Dil Hakimiyeti ve Uzun Ömür Bağlantısının İncelenmesi
Herkes yaşlanır, ancak bazen insanlar tüm tahminlerin ötesinde yaşar. Önceki araştırmalar, uzun ömürlülükle ilgili beklenmedik bir faktörü ortaya çıkardı: zeka. Ancak zeka basit bir özellik değildir. Hafızadan matematiksel mantığa kadar test edilebilen birçok özellik zekaya katkıda bulunur. Cenevre Üniversitesi'nden Paolo Ghisletta'nın Clinical Psychological Science dergisinde yayınlanan çalışması, uzun ömürlülüğü özellikle bu özelliklerden biriyle ilişkilendirdi: kelime dağarcığı ve bunu kullanma yeteneği ölçüsü olan sözel akıcılık.
Ghisletta'nın araştırması, Berlin Duvarı'nın 1989'da yıkılmasından kısa bir süre önce veri toplamaya başlayan Berlin Yaşlanma Çalışması'ndan örnekler kullandı. Bazı durumlarda 18 yıla kadar, kayıt anından ölümlerine kadar 70 ila 105 yaşları arasındaki 516 kişiyi takip etti. Çalışma, bilişsel yeteneklerin yanı sıra diş sağlığı, stres seviyeleri ve ekonomik refah gibi faktörleri ölçtü. Ghisletta bir röportajda, bunun "zengin ve nadir bir veri seti" olduğunu söyledi. Mevcut çalışma için araştırmacılar, zekanın farklı yönlerinin diğerlerinden daha yakından uzun ömürlülükle bağlantılı olup olmadığını anlamak için dokuz farklı bilişsel testi örnekledi.
Testler dört bilişsel yeteneği ölçtü: sözel akıcılık, algısal hız, sözel bilgi ve epizodik hafıza. Algısal hız, birinin görsel ipuçlarıyla desen değerlendirme görevlerini hızlı bir şekilde karşılaştırma, tarama veya gerçekleştirme yeteneğinin bir ölçüsüdür. Sözel bilgi, birinin kelime dağarcığının bir ölçüsüdür. Epizodik hafıza, birinin kişisel deneyimleri hatırlama ve hatırlama yeteneğinin bir ölçüsüdür. Bu kategorilerin her biri çeşitli testlerle ölçüldü. Örneğin, testlerden biri katılımcılardan 90 saniye içinde olabildiğince çok hayvan adı vermelerini isteyerek sözel akıcılığı ölçtü.

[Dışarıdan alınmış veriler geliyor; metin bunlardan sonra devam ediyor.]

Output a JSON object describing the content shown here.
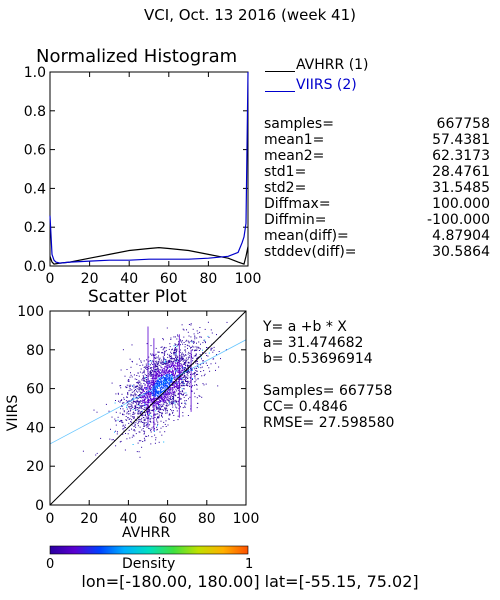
{
  "title": "VCI,  Oct. 13 2016 (week 41)",
  "footer": "lon=[-180.00, 180.00] lat=[-55.15, 75.02]",
  "histogram": {
    "title": "Normalized Histogram",
    "legend": [
      {
        "name": "AVHRR (1)",
        "color": "#000000"
      },
      {
        "name": "VIIRS (2)",
        "color": "#0000cc"
      }
    ]
  },
  "stats": [
    {
      "label": "samples=",
      "value": "667758"
    },
    {
      "label": "mean1=",
      "value": "57.4381"
    },
    {
      "label": "mean2=",
      "value": "62.3173"
    },
    {
      "label": "std1=",
      "value": "28.4761"
    },
    {
      "label": "std2=",
      "value": "31.5485"
    },
    {
      "label": "Diffmax=",
      "value": "100.000"
    },
    {
      "label": "Diffmin=",
      "value": "-100.000"
    },
    {
      "label": "mean(diff)=",
      "value": "4.87904"
    },
    {
      "label": "stddev(diff)=",
      "value": "30.5864"
    }
  ],
  "scatter": {
    "title": "Scatter Plot",
    "xlabel": "AVHRR",
    "ylabel": "VIIRS",
    "regression": {
      "equation": "Y= a +b * X",
      "a": "a= 31.474682",
      "b": "b= 0.53696914"
    },
    "summary": {
      "samples": "Samples= 667758",
      "cc": "CC=  0.4846",
      "rmse": "RMSE= 27.598580"
    }
  },
  "colorbar": {
    "label": "Density",
    "min_label": "0",
    "max_label": "1"
  },
  "chart_data": [
    {
      "type": "line",
      "title": "Normalized Histogram",
      "xlim": [
        0,
        100
      ],
      "ylim": [
        0,
        1.0
      ],
      "x_ticks": [
        "0",
        "20",
        "40",
        "60",
        "80",
        "100"
      ],
      "y_ticks": [
        "0.0",
        "0.2",
        "0.4",
        "0.6",
        "0.8",
        "1.0"
      ],
      "series": [
        {
          "name": "AVHRR (1)",
          "color": "#000000",
          "x": [
            0,
            1,
            2,
            5,
            10,
            20,
            30,
            40,
            50,
            55,
            60,
            70,
            80,
            90,
            95,
            98,
            99,
            100
          ],
          "y": [
            0.05,
            0.02,
            0.01,
            0.015,
            0.02,
            0.04,
            0.06,
            0.08,
            0.09,
            0.095,
            0.09,
            0.08,
            0.06,
            0.04,
            0.02,
            0.01,
            0.05,
            0.1
          ]
        },
        {
          "name": "VIIRS (2)",
          "color": "#0000cc",
          "x": [
            0,
            1,
            2,
            3,
            5,
            10,
            20,
            30,
            40,
            50,
            60,
            70,
            80,
            90,
            95,
            97,
            98,
            99,
            100
          ],
          "y": [
            0.26,
            0.06,
            0.03,
            0.02,
            0.015,
            0.02,
            0.025,
            0.03,
            0.03,
            0.035,
            0.035,
            0.035,
            0.04,
            0.05,
            0.07,
            0.12,
            0.15,
            0.22,
            1.0
          ]
        }
      ]
    },
    {
      "type": "scatter",
      "title": "Scatter Plot",
      "xlabel": "AVHRR",
      "ylabel": "VIIRS",
      "xlim": [
        0,
        100
      ],
      "ylim": [
        0,
        100
      ],
      "x_ticks": [
        "0",
        "20",
        "40",
        "60",
        "80",
        "100"
      ],
      "y_ticks": [
        "0",
        "20",
        "40",
        "60",
        "80",
        "100"
      ],
      "cloud": {
        "center_x": 57,
        "center_y": 62,
        "sd_x": 10,
        "sd_y": 11,
        "corr": 0.6
      },
      "regression_line": {
        "intercept": 31.474682,
        "slope": 0.53696914
      },
      "one_to_one_line": true,
      "colormap": [
        "#2a00a0",
        "#5a00d0",
        "#0040ff",
        "#00b0ff",
        "#00e0c0",
        "#40e040",
        "#c0e000",
        "#ffb000",
        "#ff5000"
      ]
    }
  ]
}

Ghisletta ve ekibi, farklı bilişsel becerilerle ilgili verileri derleyerek, katılımcıların performanslarının nasıl değiştiği ve zaman içinde ölüm risklerinin nasıl tahmin edildiği hakkında bilgiler topladılar. Daha sonra, gözlemlenen değişiklikleri ölüm riskiyle ilişkilendiren bir model geliştirdiler. Bu, ortak çok değişkenli uzunlamasına hayatta kalma modeli adı verilen bir tür veri analizi konusunda uzmanlığa sahip birden fazla üniversiteden araştırmacının girdisini gerektiriyordu.

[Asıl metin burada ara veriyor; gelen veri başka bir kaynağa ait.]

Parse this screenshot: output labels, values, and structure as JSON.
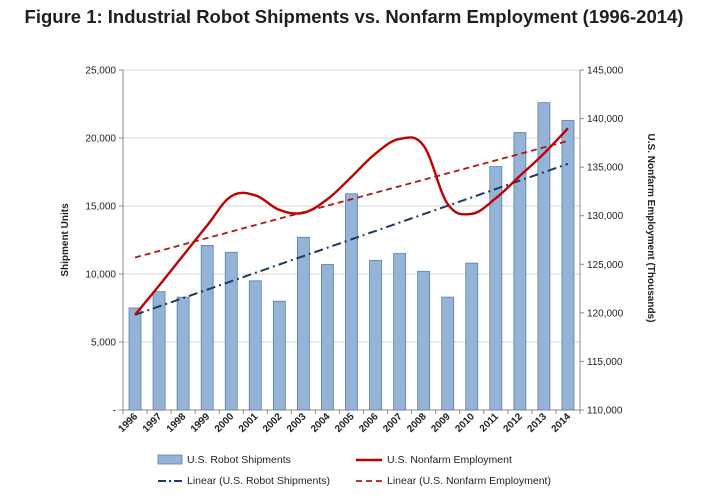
{
  "chart_data": {
    "type": "bar",
    "title": "Figure 1: Industrial Robot Shipments vs. Nonfarm Employment (1996-2014)",
    "categories": [
      "1996",
      "1997",
      "1998",
      "1999",
      "2000",
      "2001",
      "2002",
      "2003",
      "2004",
      "2005",
      "2006",
      "2007",
      "2008",
      "2009",
      "2010",
      "2011",
      "2012",
      "2013",
      "2014"
    ],
    "ylabel": "Shipment Units",
    "y2label": "U.S. Nonfarm Employment (Thousands)",
    "ylim": [
      0,
      25000
    ],
    "y2lim": [
      110000,
      145000
    ],
    "yticks": [
      "-",
      "5,000",
      "10,000",
      "15,000",
      "20,000",
      "25,000"
    ],
    "y2ticks": [
      "110,000",
      "115,000",
      "120,000",
      "125,000",
      "130,000",
      "135,000",
      "140,000",
      "145,000"
    ],
    "grid": true,
    "legend_position": "bottom",
    "series": [
      {
        "name": "U.S. Robot Shipments",
        "type": "bar",
        "axis": "left",
        "color": "#95b3d7",
        "values": [
          7500,
          8700,
          8300,
          12100,
          11600,
          9500,
          8000,
          12700,
          10700,
          15900,
          11000,
          11500,
          10200,
          8300,
          10800,
          17900,
          20400,
          22600,
          21300
        ]
      },
      {
        "name": "U.S. Nonfarm Employment",
        "type": "line",
        "axis": "right",
        "color": "#c00000",
        "values": [
          119800,
          122800,
          125900,
          129000,
          132000,
          132100,
          130600,
          130300,
          131700,
          134000,
          136400,
          137900,
          137200,
          131200,
          130200,
          131800,
          134100,
          136400,
          139000
        ]
      },
      {
        "name": "Linear (U.S. Robot Shipments)",
        "type": "trendline",
        "axis": "left",
        "color": "#1f3864",
        "start": 7000,
        "end": 18100
      },
      {
        "name": "Linear (U.S. Nonfarm Employment)",
        "type": "trendline",
        "axis": "right",
        "color": "#c00000",
        "start": 125700,
        "end": 137700
      }
    ]
  }
}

Araştırmacılar, bu yeni araçları uygulayarak, bu bağlantının arkasındaki açıklama net olmamasına rağmen, tek başına sözel akıcılığın uzun ömürlülükle önemli ölçüde bağlantılı olduğunu keşfettiler. Ghisletta, popüler bir teorinin, fiziksel bedenin zihinsel, duygusal ve bilişsel süreçlerle ayrılmaz bir şekilde bağlantılı olduğunu açıkladı. “Bütün bu alanlar, birden fazla bilişsel yeteneğe dayanan karmaşık bir süreçtir. Bu, uzun süreli hafızayı, kelime dağarcığını, verimliliği ve görsel hafızayı içerebilir. Bu nedenle, sözel akıcılığınızı test ederken, çok ilginç bir şey yapıyorsunuz.” dedi.